Court of Appeal Strikes Down Another Arbitration Agreement

Again and again, California appellate courts have held various features of employment arbitration agreements to be unconscionable and therefore unenforceable.

On February 18, 2010, in Suh v. Superior Court, the Court of Appeal held another employment agreement to be unenforceable. The court held the agreement was unenforceable because the plaintiffs were not provided an opportunity to read the agreement before they agreed to it and because the agreement limited the remedies that would otherwise be available to the plaintiffs.

Plaintiffs were anesthesiologists employed by a medical group that had contracts with a hospital to provide anesthesiology services. They filed suit and alleged they were removed from the hospital anesthesiology schedule on account of their age and on account of their national origin, which, if true, would violate California's Fair Employment and Housing Act.

The trial court granted the petition of the defendant medical group and of the defendant hospital to compel the plaintiffs to arbitrate their claims. The operative agreement specified that arbitration would be conducted in accordance with the American Health Lawyers Association Alternative Dispute Resolution Service Rules of Procedure for Arbitration. Those rules specified that the arbitrator may not award "consequential, exemplary, incidental, punitive or special damages in certain types of actions, including actions arising out of employment." However, the trial court severed from the operative agreement those rules based on the trial court's determination that those rules are not enforceable.

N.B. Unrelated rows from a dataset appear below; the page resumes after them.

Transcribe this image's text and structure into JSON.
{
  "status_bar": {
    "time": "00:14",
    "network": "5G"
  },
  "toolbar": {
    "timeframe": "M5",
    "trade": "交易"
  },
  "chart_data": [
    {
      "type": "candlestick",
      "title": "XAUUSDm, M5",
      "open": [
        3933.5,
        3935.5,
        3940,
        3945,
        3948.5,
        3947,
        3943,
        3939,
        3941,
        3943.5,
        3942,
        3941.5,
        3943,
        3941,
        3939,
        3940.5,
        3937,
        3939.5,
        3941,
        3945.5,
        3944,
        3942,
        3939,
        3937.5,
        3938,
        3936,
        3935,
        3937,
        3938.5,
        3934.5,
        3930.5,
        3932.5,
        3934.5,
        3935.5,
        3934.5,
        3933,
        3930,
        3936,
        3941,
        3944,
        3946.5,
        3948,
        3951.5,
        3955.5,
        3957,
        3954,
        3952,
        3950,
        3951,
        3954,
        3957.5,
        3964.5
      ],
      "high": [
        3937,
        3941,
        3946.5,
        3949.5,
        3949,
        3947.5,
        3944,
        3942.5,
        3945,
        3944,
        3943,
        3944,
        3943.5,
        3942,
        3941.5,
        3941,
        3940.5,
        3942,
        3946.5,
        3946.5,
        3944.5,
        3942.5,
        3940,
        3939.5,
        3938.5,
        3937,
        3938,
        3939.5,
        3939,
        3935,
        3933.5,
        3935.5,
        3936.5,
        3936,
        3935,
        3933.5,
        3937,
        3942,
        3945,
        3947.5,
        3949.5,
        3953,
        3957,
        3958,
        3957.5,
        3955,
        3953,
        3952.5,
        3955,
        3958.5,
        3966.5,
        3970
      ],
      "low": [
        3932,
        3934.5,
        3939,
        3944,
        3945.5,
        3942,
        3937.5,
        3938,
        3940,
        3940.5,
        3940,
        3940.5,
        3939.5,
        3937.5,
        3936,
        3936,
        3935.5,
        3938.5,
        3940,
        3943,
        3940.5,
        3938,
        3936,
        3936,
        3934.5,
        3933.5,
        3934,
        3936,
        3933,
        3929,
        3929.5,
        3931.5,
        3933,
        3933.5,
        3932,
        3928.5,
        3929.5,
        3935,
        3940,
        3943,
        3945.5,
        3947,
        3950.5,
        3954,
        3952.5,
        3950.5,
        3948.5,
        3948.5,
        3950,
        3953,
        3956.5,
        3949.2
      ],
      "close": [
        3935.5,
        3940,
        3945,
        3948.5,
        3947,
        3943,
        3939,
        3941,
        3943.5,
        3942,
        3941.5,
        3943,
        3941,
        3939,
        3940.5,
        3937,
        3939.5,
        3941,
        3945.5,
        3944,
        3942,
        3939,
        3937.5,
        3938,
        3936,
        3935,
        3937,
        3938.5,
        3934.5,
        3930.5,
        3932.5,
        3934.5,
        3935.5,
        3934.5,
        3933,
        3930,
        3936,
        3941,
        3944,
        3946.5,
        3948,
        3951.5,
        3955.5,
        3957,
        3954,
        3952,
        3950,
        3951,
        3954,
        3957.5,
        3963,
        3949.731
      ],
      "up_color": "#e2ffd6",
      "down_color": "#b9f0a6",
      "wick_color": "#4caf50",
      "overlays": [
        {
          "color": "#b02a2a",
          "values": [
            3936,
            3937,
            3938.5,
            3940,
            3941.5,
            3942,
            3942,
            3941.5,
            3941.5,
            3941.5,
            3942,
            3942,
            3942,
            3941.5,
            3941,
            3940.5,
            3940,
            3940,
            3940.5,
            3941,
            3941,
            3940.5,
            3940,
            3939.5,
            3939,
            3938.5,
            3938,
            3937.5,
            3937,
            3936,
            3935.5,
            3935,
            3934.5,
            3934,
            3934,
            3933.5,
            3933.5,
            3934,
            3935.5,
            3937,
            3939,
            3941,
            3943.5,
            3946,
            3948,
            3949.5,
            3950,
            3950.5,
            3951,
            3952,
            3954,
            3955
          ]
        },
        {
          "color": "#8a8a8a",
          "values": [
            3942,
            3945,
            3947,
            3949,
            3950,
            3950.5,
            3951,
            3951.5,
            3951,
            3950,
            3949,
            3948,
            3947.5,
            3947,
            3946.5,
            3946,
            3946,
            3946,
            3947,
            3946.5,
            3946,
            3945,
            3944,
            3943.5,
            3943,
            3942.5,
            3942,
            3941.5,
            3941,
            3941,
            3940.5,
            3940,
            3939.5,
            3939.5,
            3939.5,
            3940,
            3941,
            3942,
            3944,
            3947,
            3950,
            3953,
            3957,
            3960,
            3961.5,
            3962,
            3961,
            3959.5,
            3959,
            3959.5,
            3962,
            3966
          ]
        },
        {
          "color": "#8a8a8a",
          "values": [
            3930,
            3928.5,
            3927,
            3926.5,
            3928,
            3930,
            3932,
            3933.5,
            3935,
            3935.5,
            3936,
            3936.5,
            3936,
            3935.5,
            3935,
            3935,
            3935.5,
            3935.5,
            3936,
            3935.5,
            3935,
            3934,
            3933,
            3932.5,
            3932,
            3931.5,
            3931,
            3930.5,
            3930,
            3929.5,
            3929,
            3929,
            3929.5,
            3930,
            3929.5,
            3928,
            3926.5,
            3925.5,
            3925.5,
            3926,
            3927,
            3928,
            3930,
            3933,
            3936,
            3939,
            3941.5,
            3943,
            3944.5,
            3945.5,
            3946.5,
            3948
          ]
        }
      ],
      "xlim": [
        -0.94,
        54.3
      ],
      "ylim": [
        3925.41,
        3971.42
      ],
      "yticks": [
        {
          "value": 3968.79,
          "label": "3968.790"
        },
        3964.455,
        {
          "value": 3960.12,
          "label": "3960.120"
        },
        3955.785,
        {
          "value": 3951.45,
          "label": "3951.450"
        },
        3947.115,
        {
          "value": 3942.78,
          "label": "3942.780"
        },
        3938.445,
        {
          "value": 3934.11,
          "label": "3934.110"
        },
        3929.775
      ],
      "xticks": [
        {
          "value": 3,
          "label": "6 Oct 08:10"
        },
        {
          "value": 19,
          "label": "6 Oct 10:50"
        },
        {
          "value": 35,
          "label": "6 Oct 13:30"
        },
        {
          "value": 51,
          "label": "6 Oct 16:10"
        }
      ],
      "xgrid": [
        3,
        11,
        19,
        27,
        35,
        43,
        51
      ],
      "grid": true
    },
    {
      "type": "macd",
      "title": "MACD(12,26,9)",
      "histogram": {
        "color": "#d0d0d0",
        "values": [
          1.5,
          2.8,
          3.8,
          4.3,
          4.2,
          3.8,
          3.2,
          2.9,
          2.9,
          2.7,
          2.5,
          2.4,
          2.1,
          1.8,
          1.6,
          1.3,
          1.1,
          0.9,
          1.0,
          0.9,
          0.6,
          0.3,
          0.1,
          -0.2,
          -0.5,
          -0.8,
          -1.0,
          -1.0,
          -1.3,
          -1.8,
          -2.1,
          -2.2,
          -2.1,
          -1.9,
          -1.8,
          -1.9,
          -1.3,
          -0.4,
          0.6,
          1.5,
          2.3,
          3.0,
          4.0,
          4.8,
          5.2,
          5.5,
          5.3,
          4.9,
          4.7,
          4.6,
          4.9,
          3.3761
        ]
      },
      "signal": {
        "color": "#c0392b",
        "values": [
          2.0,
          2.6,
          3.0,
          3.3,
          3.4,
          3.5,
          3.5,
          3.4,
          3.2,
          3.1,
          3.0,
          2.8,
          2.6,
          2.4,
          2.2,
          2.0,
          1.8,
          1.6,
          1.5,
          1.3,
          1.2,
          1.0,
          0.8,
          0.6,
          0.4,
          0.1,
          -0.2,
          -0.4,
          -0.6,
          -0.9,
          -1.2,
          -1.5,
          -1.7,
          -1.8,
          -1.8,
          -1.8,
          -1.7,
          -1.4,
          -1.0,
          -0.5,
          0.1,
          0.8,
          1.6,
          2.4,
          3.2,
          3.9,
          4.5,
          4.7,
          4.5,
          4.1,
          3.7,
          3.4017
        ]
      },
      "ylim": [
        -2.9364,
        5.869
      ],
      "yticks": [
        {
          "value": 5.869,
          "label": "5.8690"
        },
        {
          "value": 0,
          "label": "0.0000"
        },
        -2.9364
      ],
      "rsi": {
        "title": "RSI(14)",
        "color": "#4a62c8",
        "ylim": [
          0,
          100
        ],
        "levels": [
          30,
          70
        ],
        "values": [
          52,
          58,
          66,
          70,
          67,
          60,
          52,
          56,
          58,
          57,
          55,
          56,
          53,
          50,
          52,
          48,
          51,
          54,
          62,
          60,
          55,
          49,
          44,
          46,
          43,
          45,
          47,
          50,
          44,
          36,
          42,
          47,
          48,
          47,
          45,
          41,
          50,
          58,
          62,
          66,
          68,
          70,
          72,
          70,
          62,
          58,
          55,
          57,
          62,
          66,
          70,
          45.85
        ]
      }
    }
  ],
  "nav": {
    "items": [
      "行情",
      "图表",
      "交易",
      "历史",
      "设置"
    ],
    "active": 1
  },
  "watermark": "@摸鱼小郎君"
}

The Court of Appeal reversed the trial court and held that the arbitration provision of the operative agreement was procedurally unconscionable because the plaintiffs were not provided a copy of the agreement before they agreed to it and substantively unconscionable because it limited the remedies potentially available to the plaintiffs. Further, the court stated, "[t]he limitation on damages in this case is so egregious and so draconian that it should not be permitted to be severed. Otherwise, parties will be encouraged to insert ignore such clauses, with the only sanction being the removal of the clause."

California appellate courts frequently address employment arbitration agreements in reported opinions. An employment arbitration agreement previously believed to be enforceable might not withstand judicial scrutiny today or in the future. Employers should therefore consider having such agreements reviewed periodically by experienced counsel.